The remains of a missing Florida womandestroyed her home in September have been identified, the sheriff said on Thursday.
Workers clearing debris at the hard-hit Fort Myers Beach discovered the remains of 82-year-old Ilonka Knes earlier this week in a thicket of mangroves, Lee County Sheriff Carmine Marceno said at a news conference. Marceno said that “these areas are impassable to boats and not visible from the air.”
Knes has been positively identified from dental records, and authorities say she drowned. The remains of her husband, 81-year-old Robert Knes, were found shortly after the storm hit.
“She was one of two people still missing after Hurricane Ian,” Marceno said. “I hope this discovery can bring some closure to the family.”
The sheriff said the second person missing in Lee County since the hurricane made landfall on September 28 is 72-year-old James Hurst. Hurst told his family that he would weather the storm on his sailboat off Fort Myers Beach, but nothing has been heard from him.
MPs responded to 4,866 health checks after the storm, CBS affiliate WINK-TV reported. Initially, the sheriff’s office was looking for three missing persons, but now only Hurst is still unknown.
Prior to the discovery of Knes’s remains, the Florida Examinations Board reported 145 confirmed deaths in the state on Tuesday from Hurricane Ian. That would add to that total.
Five people also died in North Carolina, one in Virginia and three in Cuba, authorities said.

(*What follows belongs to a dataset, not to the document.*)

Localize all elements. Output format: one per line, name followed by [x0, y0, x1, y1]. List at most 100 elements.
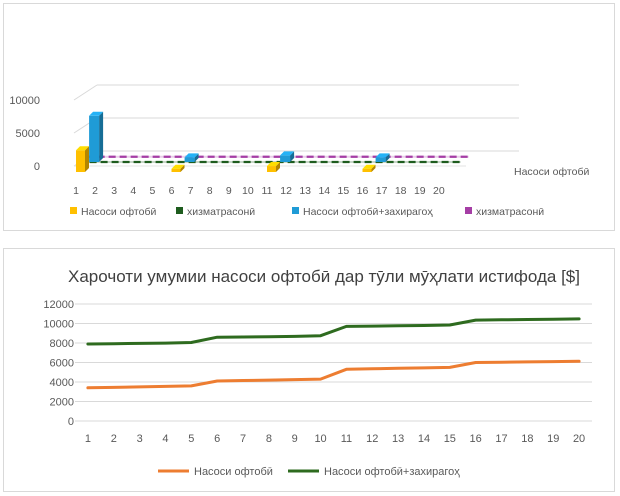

With property damage that has made homes uninhabitable and displaced thousands of residents, people across the state are grappling with environmental hazards that can pose serious health risks.
In Lee County, officials say storm surges and subsequent flooding have led to a surge in potentially fatal infections from Vibrio vulnificus, a bacterial species found in warm, brackish water that typically comes into contact with humans through raw or undercooked seafood. According to the U.S. Centers for Disease Control and Prevention, it can also enter the body through cuts and other open wounds and can cause severe skin infections that can be life-threatening.
Vibrio vulnificus is informally described as a “carnivorous” bacterium because it is primaryskin can quickly develop into necrotizing fasciitis, a rare condition that causes tissue to break down and sometimes requires amputation to prevent further spread.
Emily Mae Czachor contributed to this report.